Over thousands of years of climate stability, the forest’s animals, plants, insects, and organisms adapted to this specific location. They learned to thrive within the timing of the forest’s seasons, its high and low temperatures, its rainfall and snowfall, the depth and duration of the winter freeze, the intensity and frequency of summer rains, and the other species that live there, from hosts to rivals and predators to prey to parasites.
Some living things traveled there by wind, on their own legs, or in the stomachs of other animals to what turned out to be an ideal home. Others evolved through mutation, with each generation experimenting to uncover traits better suited to the specific location. The long stability of the Holocene climate enabled wondrous complexity.
Humans are relative newcomers to Earth. Almost all species in this forest—and every other ecosystem—have been living on Earth longer than we have. Certain ancient species of plants, trees, and other organisms have survived climatic changes on Earth over hundreds of millions of years—will they survive into the future? The answer depends on the speed of climate change and whether we can help other species adjust.
Nature needs space and time to adapt and evolve.
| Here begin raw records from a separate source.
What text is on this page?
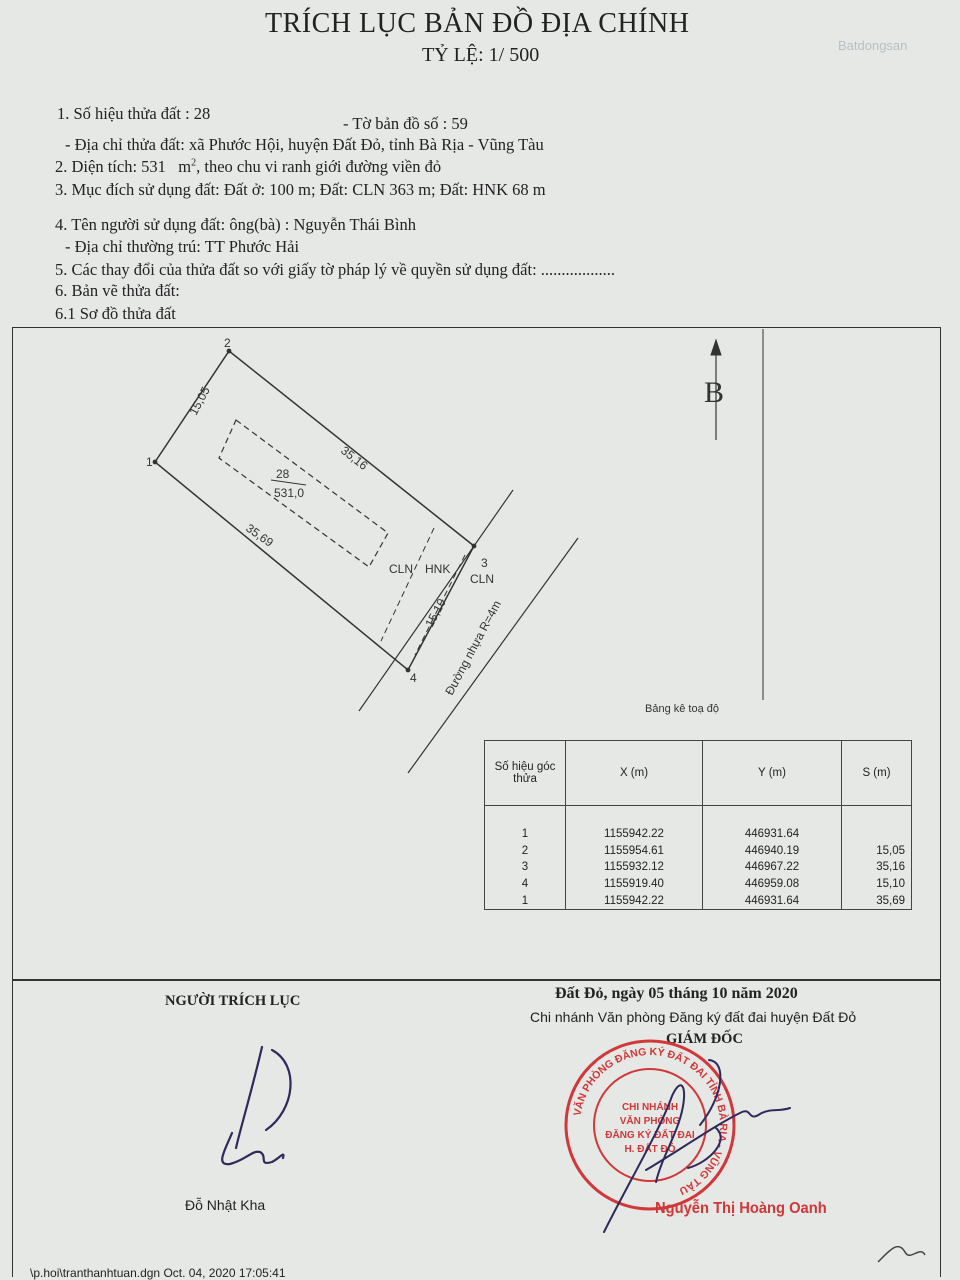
TRÍCH LỤC BẢN ĐỒ ĐỊA CHÍNH
TỶ LỆ: 1/ 500	Batdongsan
1. Số hiệu thửa đất : 28
- Tờ bản đồ số : 59
- Địa chỉ thửa đất: xã Phước Hội, huyện Đất Đỏ, tỉnh Bà Rịa - Vũng Tàu
2. Diện tích: 531   $m^2$, theo chu vi ranh giới đường viền đỏ
3. Mục đích sử dụng đất: Đất ở: 100 m; Đất: CLN 363 m; Đất: HNK 68 m
4. Tên người sử dụng đất: ông(bà) : Nguyễn Thái Bình
- Địa chỉ thường trú: TT Phước Hải
5. Các thay đổi của thửa đất so với giấy tờ pháp lý về quyền sử dụng đất: ..................
6. Bản vẽ thửa đất:
6.1 Sơ đồ thửa đất
1
2
3
4
15,05
35,16
35,69
15,10
28
531,0
CLN HNK
CLN
Đường nhựa R=4m
B
Bảng kê toạ độ
Số hiệu góc thửa	X (m)	Y (m)	S (m)

1	1155942.22	446931.64	
2	1155954.61	446940.19	15,05
3	1155932.12	446967.22	35,16
4	1155919.40	446959.08	15,10
1	1155942.22	446931.64	35,69
NGƯỜI TRÍCH LỤC
Đỗ Nhật Kha
Đất Đỏ, ngày 05 tháng 10 năm 2020
Chi nhánh Văn phòng Đăng ký đất đai huyện Đất Đỏ
GIÁM ĐỐC
Nguyễn Thị Hoàng Oanh
\p.hoi\tranthanhtuan.dgn Oct. 04, 2020 17:05:41
VĂN PHÒNG ĐĂNG KÝ ĐẤT ĐAI TỈNH BÀ RỊA - VŨNG TÀU
CHI NHÁNH
VĂN PHÒNG
ĐĂNG KÝ ĐẤT ĐAI
H. ĐẤT ĐỎ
Over thousands of years, pollen and seeds traveling successfully to a new suitable location allowed even the sturdiest plants to migrate, sometimes over great distances. Now, pollen and seeds are extremely likely to arrive on land controlled by humans who would classify any unfamiliar plant as a weed. Animals and insects can explore new areas when their homes become unsuitable, but enormous, single-crop fields cannot support the biodiversity that wild spaces can.